In his view, it lies with journalists who know their CSV from their RDF, can throw together some quick MySQL queries for a PHP or Python output … and discover the story lurking in datasets released by governments, local authorities, agencies, or any combination of them – even across national borders.
That's because he thinks the future lies in analysing data. Lots of data. Speaking on Friday at the launch of the first government datasets for spending by departments of more than £25,000, he was asked who will analyse them once the geeks have moved on. What's the point? Who's really going to hold government, or anyone else, accountable?
"The responsibility needs to be with the press," Berners-Lee responded firmly. "Journalists need to be data-savvy. It used to be that you would get stories by chatting to people in bars, and it still might be that you'll do it that way some times.
"But now it's also going to be about poring over data and equipping yourself with the tools to analyse it and picking out what's interesting. And keeping it in perspective, helping people out by really seeing where it all fits together, and what's going on in the country."
If that sounds like a daunting prospect, then it's worth considering that hardly any of the journalism courses today teach any sort of data analysis – not even its simplest form, statistics.
But that might be changing. Earlier this month City University launched its MA in interactive journalism, led by Jonathan Hewett and Paul Bradshaw, which will teach "data journalism" as part of its curriculum – "sourcing, reporting and presenting stories through data-driven journalism, and visualising and presenting data (including databases, mapping and other interactive graphics)."
[. . .]
But it is probably only the beginning – and it is likely that journalists won't be the first who really dig into the data with most effect. Although the Guardian, Telegraph and Times all have data teams who aim to find stories in big datasets, such as the Guardian's geotagged coverage of the Wikileaks documents from Afghanistan and Iraq, or the Telegraph's analysis of the London Bike Hire scheme, "Most of the innovation is happening outside news organisations," Bradshaw says. "Sites like Openly Local, Charities Direct, Who's Lobbying?, Where Does My Money Go? and Scraperwiki. They're all hiding their light under a bushel. All doing great things."

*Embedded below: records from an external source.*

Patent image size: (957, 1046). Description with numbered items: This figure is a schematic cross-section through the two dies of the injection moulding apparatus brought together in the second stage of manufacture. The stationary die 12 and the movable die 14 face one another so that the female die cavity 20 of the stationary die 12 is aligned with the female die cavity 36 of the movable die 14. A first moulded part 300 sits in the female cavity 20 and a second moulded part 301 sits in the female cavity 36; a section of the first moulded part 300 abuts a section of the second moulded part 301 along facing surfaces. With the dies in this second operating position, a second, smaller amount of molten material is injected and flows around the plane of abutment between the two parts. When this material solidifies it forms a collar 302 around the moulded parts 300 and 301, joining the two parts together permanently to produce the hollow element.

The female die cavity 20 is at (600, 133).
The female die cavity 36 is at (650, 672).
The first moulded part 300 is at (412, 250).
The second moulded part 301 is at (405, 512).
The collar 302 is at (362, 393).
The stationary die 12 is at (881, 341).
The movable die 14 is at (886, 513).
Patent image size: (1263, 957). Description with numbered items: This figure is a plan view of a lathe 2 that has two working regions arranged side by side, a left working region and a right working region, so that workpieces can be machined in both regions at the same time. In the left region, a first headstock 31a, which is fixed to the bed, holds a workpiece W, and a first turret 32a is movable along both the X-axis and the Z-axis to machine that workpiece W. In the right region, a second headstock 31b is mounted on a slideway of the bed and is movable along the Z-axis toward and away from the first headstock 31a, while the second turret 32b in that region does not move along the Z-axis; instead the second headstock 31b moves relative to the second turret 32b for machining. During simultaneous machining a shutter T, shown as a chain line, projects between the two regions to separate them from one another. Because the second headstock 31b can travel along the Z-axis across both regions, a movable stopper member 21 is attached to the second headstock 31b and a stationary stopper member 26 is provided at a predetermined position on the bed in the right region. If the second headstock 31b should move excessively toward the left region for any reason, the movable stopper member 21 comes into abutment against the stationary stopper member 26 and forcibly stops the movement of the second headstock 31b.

But how long will it take for the methods of data journalism – where CSV (comma-separated value files, a form that any database or spreadsheet program) and RDF (Resource Description Framework, a way of linking different data sets) and MySQL (a free, open source database program able to cope with tiny or huge datasets) and PHP (a programming language widely used to write web pages) and Python (another web programming language) are part of the landscape – to filter through to everyday use in journalism? As William Gibson observed of the future, it's here already, just not very evenly distributed. Bradshaw says that the Press Association is "definitely interested" and magazine publishers also want to adopt data journalism techniques.
Tony Blair, it should be noted, denounced the United Kingdom's Freedom of Information Act in his memoirs, denouncing it as something that allowed outsiders (not the people at large) access to sensitive information which, if leaked, could harm policy-making. Britain's expense scandal is a case in point. I wonder if that particular denunciation but that particular person is justification for Berners-Lee's arguments.